The specification could start by discussing the relationship between the resources it discusses (the information about some event) and the representations of that resource (the XML messages sent to recipients). If the resource is mutable, so there can be updated representations in play, then the representations should have the same URI but different last-modified timestamps; there will be no need to list the old versions within the message, as the recipient can simply store the most-recent representation and discard the others.

For a given incident there may be several messages that cover different aspects of the event. For example, a hypothetical sequence

Storm predicted at future date xxx in area yyy
Storm now predicted at future date xxx in areas yyy and zzz
Storm imminent; take shelter as described here ...
Storm has passed, extra resources needed
Summary of storm recovery

These are still what people would call ‘updates’, but because at another level they are all separate resources, hence separate URIs.
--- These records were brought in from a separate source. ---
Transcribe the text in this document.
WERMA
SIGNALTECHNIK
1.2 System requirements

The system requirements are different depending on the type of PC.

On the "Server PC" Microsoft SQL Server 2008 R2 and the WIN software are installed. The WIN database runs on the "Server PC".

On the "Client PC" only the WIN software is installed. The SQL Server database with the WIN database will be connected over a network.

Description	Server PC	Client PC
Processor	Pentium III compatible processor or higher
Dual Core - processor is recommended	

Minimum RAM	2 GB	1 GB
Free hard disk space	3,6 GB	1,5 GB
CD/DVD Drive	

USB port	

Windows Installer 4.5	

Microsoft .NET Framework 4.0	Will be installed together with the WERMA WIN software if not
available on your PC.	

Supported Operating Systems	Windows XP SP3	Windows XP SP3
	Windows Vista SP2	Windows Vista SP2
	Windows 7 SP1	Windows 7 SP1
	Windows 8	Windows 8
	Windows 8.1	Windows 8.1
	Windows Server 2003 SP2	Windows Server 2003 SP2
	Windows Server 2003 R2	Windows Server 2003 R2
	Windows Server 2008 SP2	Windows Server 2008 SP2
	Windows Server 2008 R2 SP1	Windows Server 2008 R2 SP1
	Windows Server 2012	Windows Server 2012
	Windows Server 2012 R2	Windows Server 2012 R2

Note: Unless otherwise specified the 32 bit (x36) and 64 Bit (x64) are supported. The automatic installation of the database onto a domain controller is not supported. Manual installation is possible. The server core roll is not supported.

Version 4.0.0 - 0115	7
A recipient that wants a full picture will need to remember the latest versions of each message in the set. Someone who only wants to know the current status will discard versions of all messages all except the last.

Conclusion

Identity of messages in CAP is fuzzy and uses date-time values to distinguish between messages, which makes processing them needlessly complicated. Modern web standards should instead define when two representations (in this case, an alert message) can be different views of the same resource, or are different enough to represent distinct resources (with unique URIs).